By Dr. Sean Chamberlin
Evaporation and precipitation determine the salinity of the ocean in any given region and both of these processes depend on energy from the sun. Heat from the sun drives the ocean currents and modifies our climate. Sunlight also provides an energy source for the photosynthetic processes of phytoplankton, on which most life in the sea depends. Thus, it behooves us to know a little about sunlight in the sea.
The study of light in the sea is a recent subdiscipline of oceanography called optical oceanography. Oceanographers who study light in the sea and its interactions with the flora and fauna are called bio-optical oceanographers.
When you look at a blue piece of fabric, a red car, the blue sky, have you ever stopped to consider why you see that particular color? It’s very simple, really. Objects of a particular color cannot absorb that color; thus, what we see are reflected or scattered wavelengths of light that are not absorbed.
Rainbow showing that sunlight is actually composed of different wavelengths (colors)

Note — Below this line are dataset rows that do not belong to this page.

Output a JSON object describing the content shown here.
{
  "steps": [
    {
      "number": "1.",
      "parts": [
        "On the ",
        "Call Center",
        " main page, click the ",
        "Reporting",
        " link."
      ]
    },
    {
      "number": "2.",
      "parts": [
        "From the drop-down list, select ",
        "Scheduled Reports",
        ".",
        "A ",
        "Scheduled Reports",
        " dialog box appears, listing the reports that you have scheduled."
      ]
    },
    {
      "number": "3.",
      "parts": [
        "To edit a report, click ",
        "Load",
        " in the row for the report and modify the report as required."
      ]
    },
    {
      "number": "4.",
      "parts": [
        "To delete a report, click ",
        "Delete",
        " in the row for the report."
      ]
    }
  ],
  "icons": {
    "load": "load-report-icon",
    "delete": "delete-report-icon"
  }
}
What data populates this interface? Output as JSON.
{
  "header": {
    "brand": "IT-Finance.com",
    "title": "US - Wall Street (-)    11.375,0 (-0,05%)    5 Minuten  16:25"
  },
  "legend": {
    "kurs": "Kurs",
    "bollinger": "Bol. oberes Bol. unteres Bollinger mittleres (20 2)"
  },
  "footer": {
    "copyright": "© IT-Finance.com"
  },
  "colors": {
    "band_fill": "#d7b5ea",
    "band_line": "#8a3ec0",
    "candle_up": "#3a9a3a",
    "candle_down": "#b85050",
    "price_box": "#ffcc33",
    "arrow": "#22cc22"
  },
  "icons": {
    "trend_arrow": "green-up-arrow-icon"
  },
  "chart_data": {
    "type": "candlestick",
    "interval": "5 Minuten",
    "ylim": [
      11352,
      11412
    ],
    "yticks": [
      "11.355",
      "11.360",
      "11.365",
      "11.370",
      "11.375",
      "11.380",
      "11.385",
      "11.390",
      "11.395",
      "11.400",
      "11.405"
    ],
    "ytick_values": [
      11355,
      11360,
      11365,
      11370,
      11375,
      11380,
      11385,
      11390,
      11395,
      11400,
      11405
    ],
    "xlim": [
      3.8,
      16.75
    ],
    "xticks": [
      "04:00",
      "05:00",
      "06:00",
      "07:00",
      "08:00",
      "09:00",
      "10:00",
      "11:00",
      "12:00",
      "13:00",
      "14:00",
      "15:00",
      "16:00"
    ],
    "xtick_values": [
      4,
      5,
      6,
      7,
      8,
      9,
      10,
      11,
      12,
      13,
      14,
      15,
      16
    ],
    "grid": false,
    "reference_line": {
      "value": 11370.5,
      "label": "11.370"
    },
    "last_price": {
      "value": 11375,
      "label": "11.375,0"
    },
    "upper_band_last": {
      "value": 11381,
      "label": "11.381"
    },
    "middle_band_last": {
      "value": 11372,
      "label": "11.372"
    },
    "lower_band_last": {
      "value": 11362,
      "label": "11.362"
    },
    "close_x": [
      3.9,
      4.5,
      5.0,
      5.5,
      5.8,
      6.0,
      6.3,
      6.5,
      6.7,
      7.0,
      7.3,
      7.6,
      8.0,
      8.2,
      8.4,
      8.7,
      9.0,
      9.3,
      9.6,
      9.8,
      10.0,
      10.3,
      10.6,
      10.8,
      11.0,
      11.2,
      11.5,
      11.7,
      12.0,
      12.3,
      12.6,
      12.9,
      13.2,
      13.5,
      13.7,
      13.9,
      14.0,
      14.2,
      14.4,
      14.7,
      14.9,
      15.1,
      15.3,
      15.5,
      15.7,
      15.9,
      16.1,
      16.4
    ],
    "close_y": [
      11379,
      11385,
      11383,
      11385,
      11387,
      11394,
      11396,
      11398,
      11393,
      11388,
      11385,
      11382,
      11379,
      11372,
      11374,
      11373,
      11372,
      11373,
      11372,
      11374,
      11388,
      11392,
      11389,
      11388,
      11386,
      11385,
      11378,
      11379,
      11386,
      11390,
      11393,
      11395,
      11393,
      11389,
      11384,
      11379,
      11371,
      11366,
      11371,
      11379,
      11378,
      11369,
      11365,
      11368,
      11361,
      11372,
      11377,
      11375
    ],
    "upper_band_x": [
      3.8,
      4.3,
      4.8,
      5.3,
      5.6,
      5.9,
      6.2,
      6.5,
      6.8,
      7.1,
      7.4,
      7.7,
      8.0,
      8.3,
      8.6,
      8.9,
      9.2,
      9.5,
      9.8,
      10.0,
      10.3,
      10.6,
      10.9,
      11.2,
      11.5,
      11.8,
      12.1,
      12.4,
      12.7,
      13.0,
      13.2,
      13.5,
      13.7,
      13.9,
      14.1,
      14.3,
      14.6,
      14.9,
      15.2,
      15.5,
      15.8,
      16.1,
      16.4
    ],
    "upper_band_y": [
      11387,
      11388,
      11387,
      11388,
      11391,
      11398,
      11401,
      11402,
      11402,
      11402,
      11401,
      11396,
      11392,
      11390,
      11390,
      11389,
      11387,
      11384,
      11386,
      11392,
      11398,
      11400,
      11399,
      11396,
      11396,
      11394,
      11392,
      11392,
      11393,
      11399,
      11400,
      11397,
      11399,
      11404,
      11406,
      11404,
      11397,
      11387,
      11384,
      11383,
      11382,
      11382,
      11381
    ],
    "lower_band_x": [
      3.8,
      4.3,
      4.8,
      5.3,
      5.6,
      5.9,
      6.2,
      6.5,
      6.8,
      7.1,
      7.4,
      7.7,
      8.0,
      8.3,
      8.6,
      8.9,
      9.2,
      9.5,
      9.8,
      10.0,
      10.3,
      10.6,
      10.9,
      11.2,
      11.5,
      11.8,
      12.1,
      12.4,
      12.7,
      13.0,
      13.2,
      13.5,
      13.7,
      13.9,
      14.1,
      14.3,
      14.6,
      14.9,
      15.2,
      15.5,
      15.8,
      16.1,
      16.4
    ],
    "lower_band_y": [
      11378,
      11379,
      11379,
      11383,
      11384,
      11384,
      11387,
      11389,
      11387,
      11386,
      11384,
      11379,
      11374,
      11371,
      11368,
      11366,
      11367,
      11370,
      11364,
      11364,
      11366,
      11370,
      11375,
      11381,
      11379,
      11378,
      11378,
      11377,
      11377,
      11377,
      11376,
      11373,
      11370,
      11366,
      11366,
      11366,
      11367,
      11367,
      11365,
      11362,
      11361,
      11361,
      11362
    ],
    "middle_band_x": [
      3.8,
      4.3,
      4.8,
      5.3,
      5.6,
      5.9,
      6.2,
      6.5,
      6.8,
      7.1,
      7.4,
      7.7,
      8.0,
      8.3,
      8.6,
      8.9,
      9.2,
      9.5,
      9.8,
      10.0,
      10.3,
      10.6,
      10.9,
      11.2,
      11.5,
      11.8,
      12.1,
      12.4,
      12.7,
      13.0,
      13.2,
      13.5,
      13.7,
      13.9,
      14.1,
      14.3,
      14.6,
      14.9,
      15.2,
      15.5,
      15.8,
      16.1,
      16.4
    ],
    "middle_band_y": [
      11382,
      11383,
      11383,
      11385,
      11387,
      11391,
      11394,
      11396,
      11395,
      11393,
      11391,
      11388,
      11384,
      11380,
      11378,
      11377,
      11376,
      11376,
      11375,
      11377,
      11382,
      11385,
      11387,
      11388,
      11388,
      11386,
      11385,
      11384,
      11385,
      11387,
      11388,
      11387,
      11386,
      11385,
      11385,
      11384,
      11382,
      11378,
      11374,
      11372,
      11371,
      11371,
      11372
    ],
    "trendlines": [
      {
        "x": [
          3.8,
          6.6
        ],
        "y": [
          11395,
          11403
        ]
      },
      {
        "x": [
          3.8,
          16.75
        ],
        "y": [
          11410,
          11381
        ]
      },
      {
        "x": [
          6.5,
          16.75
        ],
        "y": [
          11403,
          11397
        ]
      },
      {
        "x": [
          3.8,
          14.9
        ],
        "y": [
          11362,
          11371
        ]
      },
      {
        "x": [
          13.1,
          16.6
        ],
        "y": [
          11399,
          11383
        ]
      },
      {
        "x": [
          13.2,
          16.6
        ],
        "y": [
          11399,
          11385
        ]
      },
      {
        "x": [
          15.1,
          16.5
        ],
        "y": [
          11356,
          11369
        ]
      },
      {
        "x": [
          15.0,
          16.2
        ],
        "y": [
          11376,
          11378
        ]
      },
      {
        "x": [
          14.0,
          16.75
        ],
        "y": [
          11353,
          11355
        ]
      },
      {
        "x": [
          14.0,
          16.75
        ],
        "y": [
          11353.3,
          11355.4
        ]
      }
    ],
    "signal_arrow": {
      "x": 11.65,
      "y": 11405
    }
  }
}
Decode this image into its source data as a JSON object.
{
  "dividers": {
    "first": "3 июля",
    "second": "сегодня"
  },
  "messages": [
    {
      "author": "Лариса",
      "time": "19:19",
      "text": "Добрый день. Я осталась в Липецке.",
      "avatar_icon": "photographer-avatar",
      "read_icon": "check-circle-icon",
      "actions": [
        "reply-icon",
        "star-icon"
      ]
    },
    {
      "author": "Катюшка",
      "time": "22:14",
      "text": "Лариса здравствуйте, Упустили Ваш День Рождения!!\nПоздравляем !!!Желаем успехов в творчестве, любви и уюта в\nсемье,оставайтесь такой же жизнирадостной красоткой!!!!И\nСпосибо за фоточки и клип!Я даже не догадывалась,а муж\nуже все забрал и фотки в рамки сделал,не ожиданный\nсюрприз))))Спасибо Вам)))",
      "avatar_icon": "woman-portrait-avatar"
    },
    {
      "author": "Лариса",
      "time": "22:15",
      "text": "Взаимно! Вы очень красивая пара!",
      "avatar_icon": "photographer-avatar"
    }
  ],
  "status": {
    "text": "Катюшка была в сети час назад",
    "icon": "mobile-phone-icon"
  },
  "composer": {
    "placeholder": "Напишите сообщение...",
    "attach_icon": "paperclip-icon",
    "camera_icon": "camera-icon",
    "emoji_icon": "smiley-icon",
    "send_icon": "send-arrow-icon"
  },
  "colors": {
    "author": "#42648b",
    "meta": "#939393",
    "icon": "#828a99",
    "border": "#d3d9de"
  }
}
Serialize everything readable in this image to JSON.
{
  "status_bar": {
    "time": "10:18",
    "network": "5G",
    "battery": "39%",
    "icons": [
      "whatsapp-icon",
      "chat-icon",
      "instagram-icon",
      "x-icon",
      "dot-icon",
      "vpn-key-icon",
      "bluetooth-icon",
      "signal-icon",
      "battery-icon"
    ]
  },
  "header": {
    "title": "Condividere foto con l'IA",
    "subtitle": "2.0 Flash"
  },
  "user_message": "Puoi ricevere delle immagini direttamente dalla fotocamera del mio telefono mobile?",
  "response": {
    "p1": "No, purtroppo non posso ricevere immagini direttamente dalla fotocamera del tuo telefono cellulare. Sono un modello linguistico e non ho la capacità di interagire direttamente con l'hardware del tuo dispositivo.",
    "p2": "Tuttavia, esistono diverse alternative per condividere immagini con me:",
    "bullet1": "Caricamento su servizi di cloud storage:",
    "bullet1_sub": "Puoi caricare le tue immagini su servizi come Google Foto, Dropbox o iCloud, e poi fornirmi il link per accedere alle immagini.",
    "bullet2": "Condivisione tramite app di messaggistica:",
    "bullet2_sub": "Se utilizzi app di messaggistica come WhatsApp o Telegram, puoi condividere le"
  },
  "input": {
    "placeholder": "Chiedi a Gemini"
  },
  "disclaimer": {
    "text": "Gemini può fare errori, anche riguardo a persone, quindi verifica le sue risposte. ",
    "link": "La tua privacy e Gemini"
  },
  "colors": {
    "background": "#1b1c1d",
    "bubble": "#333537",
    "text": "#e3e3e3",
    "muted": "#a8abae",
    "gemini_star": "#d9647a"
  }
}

In the case of the fabric, it absorbs all the greens and yellows and oranges and reds, and what’s left is blue. Same with the car and the sky. They absorb all the wavelengths of light except the one you see. Gradations in color or combinations of colors work the same way, only a spectrum of colors is not absorbed, or different segments of the visible spectrum are absorbed differentially.
The same is true for the oceans. Water (and seawater) is a very good absorber of all wavelengths of light except blue. Because water makes up a significant percentage of the atmosphere, our skies are also blue. But what about when the ocean is green or blue green?
Pink beach in Bonaire
Changes in ocean color are primarily due to changes in the type and concentration of organisms suspended in the water, namely phytoplankton (which include photosynthetic bacteria, such as the cyanobacteria). Areas of river outflow, sewage outfall, or intense land runoff, near the coasts, may contain large amounts of suspended sediments, which give seawater a milky or dirty color.
Galveston, Texas windsurfer
In some areas, such as near pulp mills, discharges of dissolved organic material can cause changes in the color of the ocean. For the most part, however, it is the phytoplankton that cause variability in ocean color.
Before we can appreciate the changes in the color of the ocean, we need to know something about how light in general changes as it penetrates into the ocean. When sunlight hits the ocean surface, some of it is reflected (around 5% on average) and the rest is transmitted through the water where it is eventually absorbed by water and the chemical and particulate components (salts, plankton, etc.) in the water. The zone of penetration of light into the water column is called the euphotic zone.
In general, the euphotic zone is defined as the area between the sea surface and the depth where light diminishes to 1% of its surface value. The depth of the euphotic zone depends largely on the concentration of organic and inorganic materials dissolved or suspended in the water column. Thus, with more materials, such as in coastal waters, the depth of the euphotic zone will be shallow, perhaps only a few feet. In waters like the open ocean or tropical waters where terrigenous influences are negligible and concentrations of plankton are sparse, the euphotic zone may be quite deep, perhaps 150 m (~450 ft) or more.